- Born: February 5, 1977 (age 49) Yamagata Prefecture, Japan
- Years active: 1995–2010
- Height: 1.60 m (5 ft 3 in)
- Spouse: Unknown ​(m. 2010)​

= Yuko Aoki =

Former Japanese bikini model and singer (born 1977)

Yuko Aoki (青木 裕子, Aoki Yūko) (born on February 5, 1977, in Takahata, Yamagata Prefecture, Japan) is a former Japanese bikini model and singer.

==Career==
She first started modeling in 1995, and became a "Visual Queen of the Year" at Fuji TV for 1996. She was a frequent cover girl on Japanese bikini photo magazines in the late 1990s. She appeared in the advertising campaign for Suntory's Milpower (ミルパワー, mirupawaa) product.

Aoki stopped modeling in 1998, and officially retired from modeling in 2000 to focus on a music career.

In February 1998, Aoki held a healing music concert at Casals Hall, near Ochanomizu Station in Tokyo. In June 1999, she sought to raise money through her singing for the refugees in Kosovo. On December 16, 2002, Aoki revealed a chocolate covered statue of David Beckham in Tokyo to generate publicity. In 2003 she released an album titled Blue on the Universal Japan label. She is currently the lead vocalist for the band Icy Blue. She has been the cover model for (and subject of major articles in) nearly fifty issues of various magazines in Japan, including Weekly Playboys March 12, 1996 issue.

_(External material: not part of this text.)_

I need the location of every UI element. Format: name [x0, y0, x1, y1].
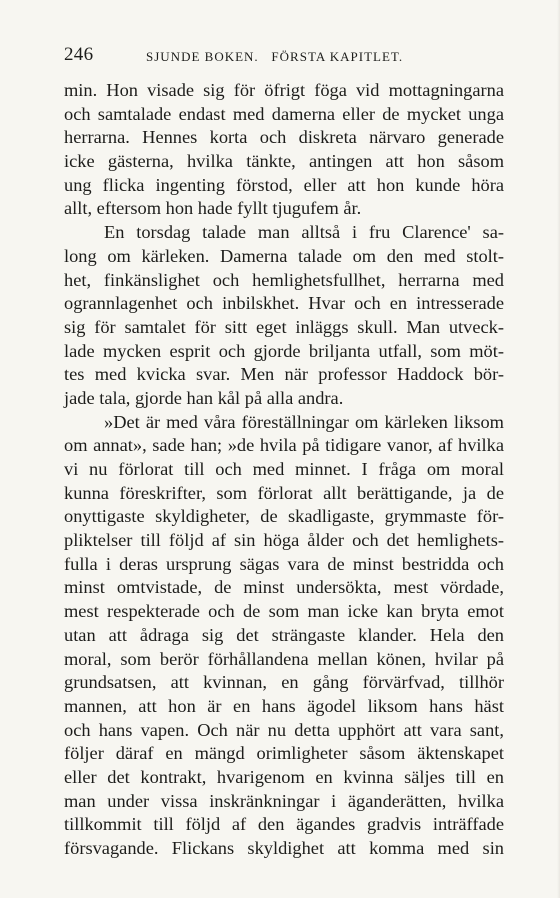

Aoki started appearing for professional wrestling promotion Hustle in 2005, acting primarily as an announcer. In February 2006, Yuko got in a storyline in which she would audition for a full-time job in Hustle, but general manager Hiroko Suzuki verbally attacked her and made her cry until Wataru Sakata came to her rescue. Aoki became Sakata's valet, and helped him to win a match against Hiroko's husband Kenzo Suzuki.

===Private life===
In 2010, she retired from the entertainment industry after getting married. After her retirement, while raising children, she worked at her parents' conveyor belt sushi restaurant in Yonezawa.